Thursday, June 30, 2011


I rode out along the Colorado River before sunup under a dark and rumbling sky.  Kane Creek Road winds peacefully along the slow-moving river, and I figured I’d see more on the way back.  I locked the bike to a post where the sign reads, “The Moab Rim Route follows a sandstone ledge to the rim above Moab, gaining 1,000 feet in about a mile.  Rated 4+ by the Red Rock Four-Wheelers Jeep Club.  Standard jeeps cannot make it.”  I figured I could go where standard jeeps can’t. 

Clouds moved fast overhead as I climbed the sandstone bench that angles steeply up from the river.  White marks painted on the rock guide jeep drivers, which I was happy not to be.  I have never seen a road so steep and don’t see how any jeep, no matter how modified, could make it.   See how the rocks have been scratched and chipped by jeep parts as they climbed upward in the right picture.  Just follow the white marks, folks, and obey all traffic laws.

Soon the cloud that had been muttering from beyond the ridge came into full black view and fired a warning shot.  I looked for cover and found it under a rock overhang with about three feet of head clearance where I could cower some four feet into the wall.  There I stayed dry while rain began, not slowly, but in a deafening blast of huge drops and hail.  I snapped these pictures of the splashing drops from inside my lair.

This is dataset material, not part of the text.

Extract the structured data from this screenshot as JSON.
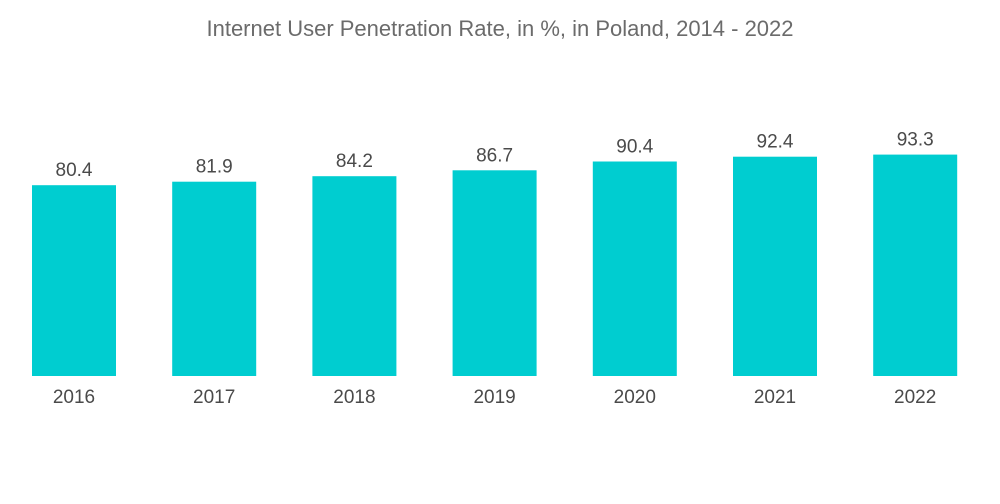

It was over in fifteen minutes, and I went out into a new world, where dry had been transformed into wet.  I heard a roar as of a nearby waterfall.  I looked up at what had been a dry sandstone cliff, now plashing with a streaming waterfall pouring over its top.  And beside me, where dry rock had been, a creek flowed.  The sound of it was not loud like the storm, but peaceful as a mountain meadow.

I watched the waterfall and the creek for some time, perhaps fifteen minutes, until they stopped flowing.  Here is the place where the waterfall was.

As the storm moved away, sun played on its clouds, painting their edges with silver and their undersides in burnt ochre.  I felt like I had been transported to another world and returned safely to earth.

As I walked back down the jeep trail, the Colorado River brightened into its midday normality.  The storm had dispersed into a few thin clouds, and mud covered some of the smooth rocks, making the descent difficult even for a non-jeep.


  1. You must be very tired after that, after the exhilaration and sense of new life subsides... it's amazing, the fast changes, and also what goes on in the secret worlds where no one is looking... (or when) since it appears sometimes, jeeps look. That looks like a very slippery climb on the way down, and it was hard enough on the way up... ah what one will do for excitement and pleasure, even though one is not a jeep... I wonder how a sheep would do. Smiles and cheering you on, it's been a lot of beauty and plenty of wildness... and it is almost over!

  2. Steven RadiceJune 30, 2011

    Is it safe to come out?

  3. I get tired when bored; when excited I can go and go. It's not unusual, I think. It is fascinating knowing I saw something that nobody else saw, something in secret.

    Actually, sheep do better than jeep; bighorn sheep. I wanted to see at least one, but alas. I saw no jeep either.

    It may not be safe, Steven, but it's more fun.

  4. Gail RadiceJune 30, 2011

    What did I tell you!! It just comes really quickly, then its over! Wasn't that a very pleasant thrill! :) Makes for some really excellent photos too!

  5. Yes Gail we are ones who have seen and felt.

    Tomorrow morning I leave Moab, headed for New Mexico where, after a few days with friends, will come home to arrive on July 7.

    Thanks to all who have read my blog and to all who have commented. It has been a fine journey.